How to practice smarter than during the last decade is often my question.

The timer:

One of the answers is that it makes sense to hold the difficult asanas longer than 5 breaths. Especially if an asanas seems difficult, progress might come faster when this asana is held longer. Repetitions are useful, too. It’s not always possible to get from 5 breaths to 1 minute. I breaths 15 times (inhaling and exhaling equals one breath) within a minute when I do nothing. I surely need more breaths when I’m in a challenging asana. It’s easier to wait for the peep of the timer than to count breaths. It’s distracting. To focus on the sound of the breath and to count the breaths are two different challenges.
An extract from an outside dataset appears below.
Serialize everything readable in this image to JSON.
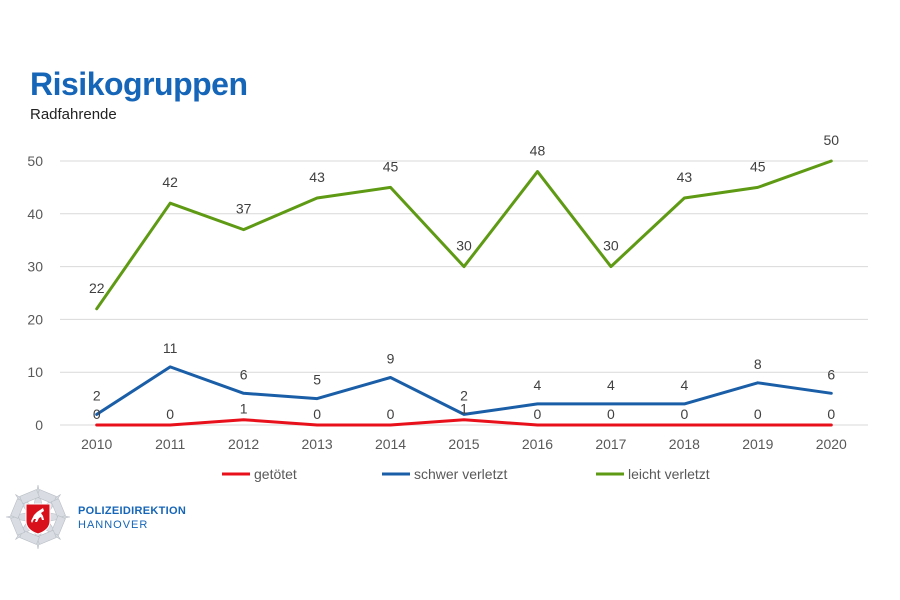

It’s impossible to hold every asana of one of the Ashtanga yoga series for 1 minute. It’s too time-consuming and perhaps also not good for the body. My plan is to hold one back bending asana 1 minute, one forward bending asana for 1 minute, one twist for one minute. It’s a modest start, but a start.
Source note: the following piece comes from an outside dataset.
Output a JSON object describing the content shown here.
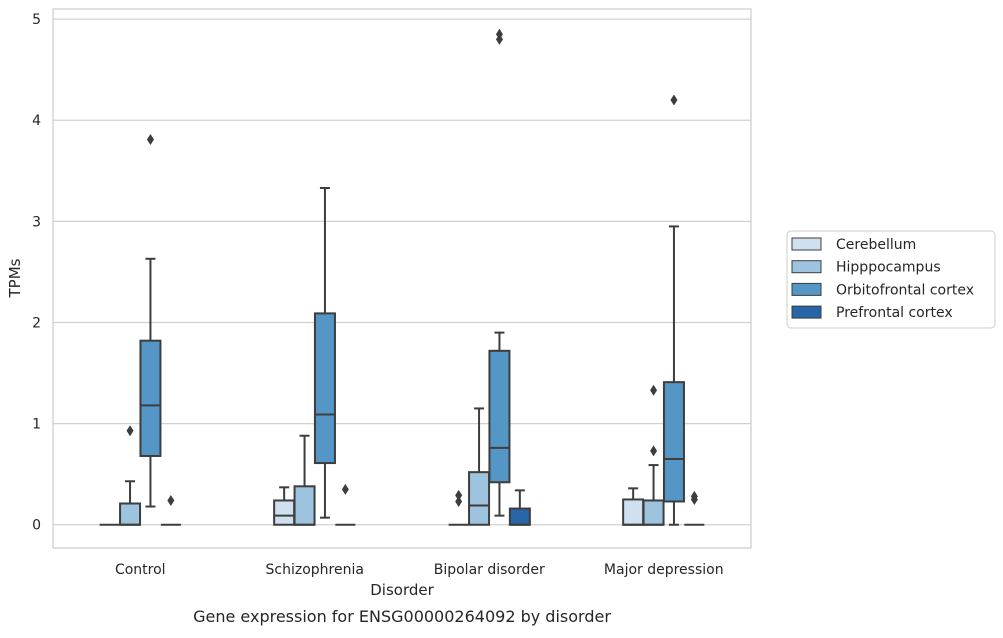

This sounds easy. One minute is not long, but when in urdhva dhanurasana one minute can feel like an eternity. Today I left the pose before the peep of my timer. Two seconds only and I would have accomplished my goal.

There will come a moment when the discomfort seems to be unbearable. Then the mental task begins. Mantras might help to stay. ‘I can’ is a good mantra. Only 5 more breaths. Again one must learn to understand the messages of the body. Sometimes the pain is a message to get out of the pose if one doesn’t want to risk an injury. The goal is to relax more and more when performing an asana.

I guess it’s what runners told me: There comes a moment runners want to stop, yet when they get over this point, running happens almost from alone.

Another possibility to handle the discomfort is to move a tiny bit out of the pose till it becomes OK to stay.

Sometimes I want to get out of a pose, because I’m bored. This is often the case when I do headstand. Today I used the timer for this pose, too. One minute was doable and also enough. I would have left the pose earlier. The effect wouldn’t have been the same.

The wheel:

To start back bending on a wheel helps to relax. One can focus either on stretching the front of the hips or the upper back. It’s not just hanging over the wheel. I usually engage my legs. It prepares the body for deeper back bending asanas. Setting a timer can be useful, too. When in an asana I lose the feeling for time. The timer gives an orientation. The older a yogini is the longer it might take till the body gives up resistance. When the body feels safe, stretching can happen.

Timer and wheel are my helpers.

The plan for tomorrow:

I set a timer for 90 minutes. That’s how long I practice every day.

I set a timer for one minute when practicing paschimottanasana (forward fold), marichyasana C (twist), urdhva dhanurasana (back bending) and headstand (inversion).

Breaks make lazy.

Every yoga practice motivates me to practice again. Soon.